Más guatemaltecos no votaron por ninguno que por uno en concreto

Los guatemaltecos no sólo despedazaron las encuestas, sino que además, a falta de escrutar todos los votos, están a punto de batir un récord, el de participación, que se mantiene vigente desde 1985, cuando se celebraban las primeras elecciones democráticas. El domingo 11 los guatemaltecos votaron en masa, más que nunca y más que en casi toda Centroamérica. Y muchos de ellos lo hicieron nulo. Y más aún, en blanco.

Si en la primera vuelta de las elecciones de 1985 la abstención secundaria, la de los empadronados, ascendió al 30.7 por ciento, con el 99.49 por ciento de las mesas totalizadas se puede decir que el 11 de septiembre de 2011 esa cifra fue mejorada en cuatro centésimas: votaron 69.34 de cada cien guatemaltecos empadronados.

Es decir, 5 millones 90 mil 466 electores de 7 millones 340 mil 841 posibles de un padrón electoral que en los últimos cuatro años creció un 22.65 por ciento (en 2007 tenía, según Funcede, 5 millones 984 mil 991 personas).

La abstención primaria, la que tiene en cuenta todas las personas en edad de votar, estén o no empadronadas, es difícil de calcular por una razón: se desconoce el número de personas que hay en Guatemala en ese rango de edad, y las proyecciones del Instituto Nacional de Estadística (INE) parecen no encajar demasiado bien con los datos del padrón y de Renap.

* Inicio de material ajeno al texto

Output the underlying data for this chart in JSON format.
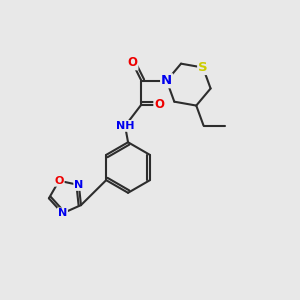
{
  "background_color": "#e8e8e8",
  "bond_color": "#2d2d2d",
  "bond_width": 1.5,
  "atom_colors": {
    "N": "#0000ee",
    "O": "#ee0000",
    "S": "#cccc00",
    "H": "#7ab0b0",
    "C": "#2d2d2d"
  },
  "font_size": 8.5
}
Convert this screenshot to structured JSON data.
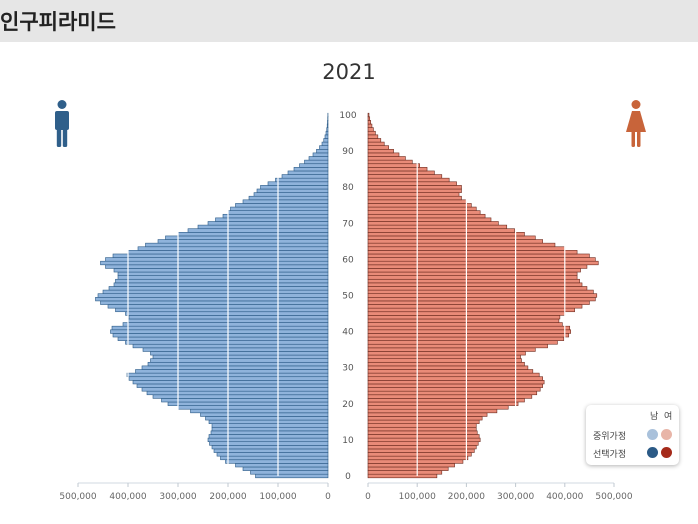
{
  "header": {
    "title": "인구피라미드"
  },
  "chart_data": {
    "type": "bar",
    "title": "2021",
    "orientation": "horizontal-population-pyramid",
    "age_axis": {
      "ticks": [
        0,
        10,
        20,
        30,
        40,
        50,
        60,
        70,
        80,
        90,
        100
      ],
      "range": [
        0,
        100
      ]
    },
    "male_axis": {
      "ticks": [
        "500,000",
        "400,000",
        "300,000",
        "200,000",
        "100,000",
        "0"
      ],
      "range": [
        0,
        500000
      ]
    },
    "female_axis": {
      "ticks": [
        "0",
        "100,000",
        "200,000",
        "300,000",
        "400,000",
        "500,000"
      ],
      "range": [
        0,
        500000
      ]
    },
    "grid": true,
    "ages": [
      0,
      1,
      2,
      3,
      4,
      5,
      6,
      7,
      8,
      9,
      10,
      11,
      12,
      13,
      14,
      15,
      16,
      17,
      18,
      19,
      20,
      21,
      22,
      23,
      24,
      25,
      26,
      27,
      28,
      29,
      30,
      31,
      32,
      33,
      34,
      35,
      36,
      37,
      38,
      39,
      40,
      41,
      42,
      43,
      44,
      45,
      46,
      47,
      48,
      49,
      50,
      51,
      52,
      53,
      54,
      55,
      56,
      57,
      58,
      59,
      60,
      61,
      62,
      63,
      64,
      65,
      66,
      67,
      68,
      69,
      70,
      71,
      72,
      73,
      74,
      75,
      76,
      77,
      78,
      79,
      80,
      81,
      82,
      83,
      84,
      85,
      86,
      87,
      88,
      89,
      90,
      91,
      92,
      93,
      94,
      95,
      96,
      97,
      98,
      99,
      100
    ],
    "series": [
      {
        "name": "남",
        "color": "#8fb3db",
        "edge_color": "#2b5a86",
        "values": [
          145000,
          155000,
          170000,
          185000,
          205000,
          215000,
          222000,
          228000,
          232000,
          237000,
          240000,
          238000,
          234000,
          232000,
          232000,
          238000,
          245000,
          255000,
          275000,
          300000,
          320000,
          333000,
          350000,
          362000,
          372000,
          382000,
          390000,
          398000,
          402000,
          385000,
          372000,
          360000,
          355000,
          350000,
          355000,
          370000,
          390000,
          405000,
          420000,
          430000,
          435000,
          432000,
          410000,
          400000,
          398000,
          405000,
          425000,
          440000,
          455000,
          465000,
          460000,
          450000,
          438000,
          428000,
          425000,
          420000,
          420000,
          428000,
          445000,
          455000,
          445000,
          430000,
          400000,
          380000,
          365000,
          340000,
          325000,
          300000,
          280000,
          260000,
          240000,
          225000,
          210000,
          200000,
          195000,
          185000,
          170000,
          158000,
          148000,
          142000,
          135000,
          120000,
          105000,
          92000,
          80000,
          68000,
          57000,
          47000,
          38000,
          30000,
          23000,
          17000,
          12000,
          8500,
          6000,
          4000,
          2500,
          1600,
          1000,
          600,
          300
        ]
      },
      {
        "name": "여",
        "color": "#e98b78",
        "edge_color": "#6b2a1e",
        "values": [
          140000,
          150000,
          163000,
          176000,
          193000,
          203000,
          210000,
          216000,
          220000,
          224000,
          228000,
          226000,
          222000,
          220000,
          220000,
          226000,
          232000,
          242000,
          262000,
          285000,
          305000,
          318000,
          333000,
          343000,
          350000,
          355000,
          358000,
          355000,
          348000,
          335000,
          325000,
          318000,
          312000,
          310000,
          320000,
          340000,
          365000,
          385000,
          398000,
          408000,
          412000,
          410000,
          395000,
          388000,
          390000,
          400000,
          420000,
          435000,
          450000,
          462000,
          465000,
          458000,
          445000,
          435000,
          430000,
          425000,
          425000,
          432000,
          445000,
          468000,
          462000,
          450000,
          425000,
          400000,
          380000,
          355000,
          340000,
          318000,
          298000,
          282000,
          265000,
          250000,
          238000,
          228000,
          220000,
          210000,
          200000,
          190000,
          185000,
          190000,
          190000,
          180000,
          165000,
          150000,
          135000,
          120000,
          105000,
          90000,
          76000,
          63000,
          52000,
          42000,
          33000,
          26000,
          20000,
          15000,
          11000,
          8000,
          5500,
          3500,
          2000
        ]
      }
    ]
  },
  "legend": {
    "male_label": "남",
    "female_label": "여",
    "rows": [
      "중위가정",
      "선택가정"
    ],
    "colors": {
      "male_median": "#a9c1db",
      "female_median": "#e8b5a8",
      "male_selected": "#2b5a86",
      "female_selected": "#a52a1a"
    }
  },
  "icons": {
    "male": "male-person-icon",
    "female": "female-person-icon",
    "male_color": "#2f5f8a",
    "female_color": "#c8643a"
  }
}
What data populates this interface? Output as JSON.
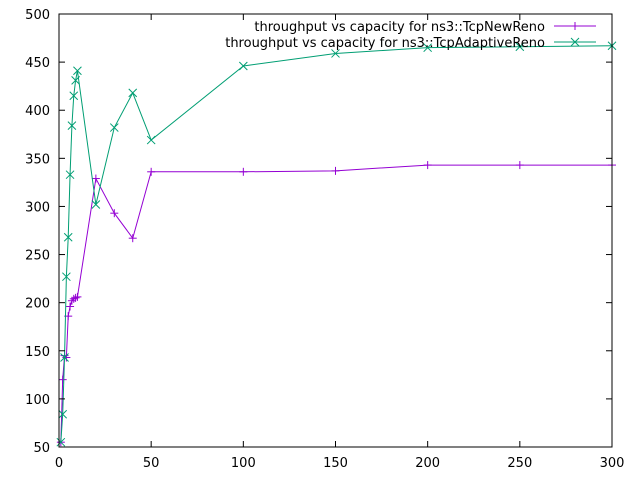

Según los cálculos aproximados del INE, hay 7 millones 647 mil 74 personas en edad de votar. Si se compara con el padrón, la idea que queda es que poco más de 306 mil guatemaltecos no están empadronados. Sin embargo, datos del Registro de Ciudadanos contradicen esta cantidad. En uno de sus documentos se cifra el número de personas identificadas con el Documento Personal de Identidad en caso 5 millones 300 mil, pero se añade que de ellas 829 mil 996 no están empadronadas. Al sumar las personas inscritas en el padrón a las que se sabe que existen porque tienen DPI pero no están empadronadas, se obtiene la cantidad de 8 millones 170 mil 837 mayores de edad.

Si el porcentaje de abstención fue el más bajo de la democracia, el de votos nulos y en blanco superó lo visto anteriormente. La suma de ambos en las elecciones presidenciales supera el 12 por ciento de los electores y se situaría entre el tercer y cuarto lugar (Suger y Mario Estrada). Eso significa que hubo más gente que no votó por ningún candidato que gente que votara por uno de ellos en concreto.

En las del listado nacional de diputados, la suma de los nulos y los blancos crece aún más y alcanza el 13,53 por ciento.

La participación fue la más amplia de la historia. Pero, si a falta de mejores datos así podemos entender los blancos y los nulos, también lo fue el rechazo.

"La transición agotada"

Dos días antes de las elecciones, Mirador Electoral emitió probablemente el comunicado de significado más profundo y radical de todos los que ha elaborado desde que se creó. Se sintetizaba en una sola idea: el modelo político y electoral vigente está gastado, agotado, y no sirve.

Daba cuatro razones.

Que desde 1985 la democracia, amenazada por intentonas golpistas y conspiraciones, y cercenada por “la resistencia de poderosos sectores a aceptar las reglas y contrapesos”, ha sido una democracia precaria.

Que durante la última campaña los partidos han actuado con mayor impunidad que nunca en la historia y que el Tribunal Supremo Electoral está cada vez más débil, más desmantelado, y depende cada vez más de lo que decidan otras instancias como la Corte Suprema de Justicia y la Corte de Constitucionalidad.

Que persiste la exclusión en los partidos políticos y que no incorporan en sus programas las propuestas de la población.

Que, dado lo pasajero de los partidos que llegan al poder, es evidente que los guatemaltecos votan, pero no eligen.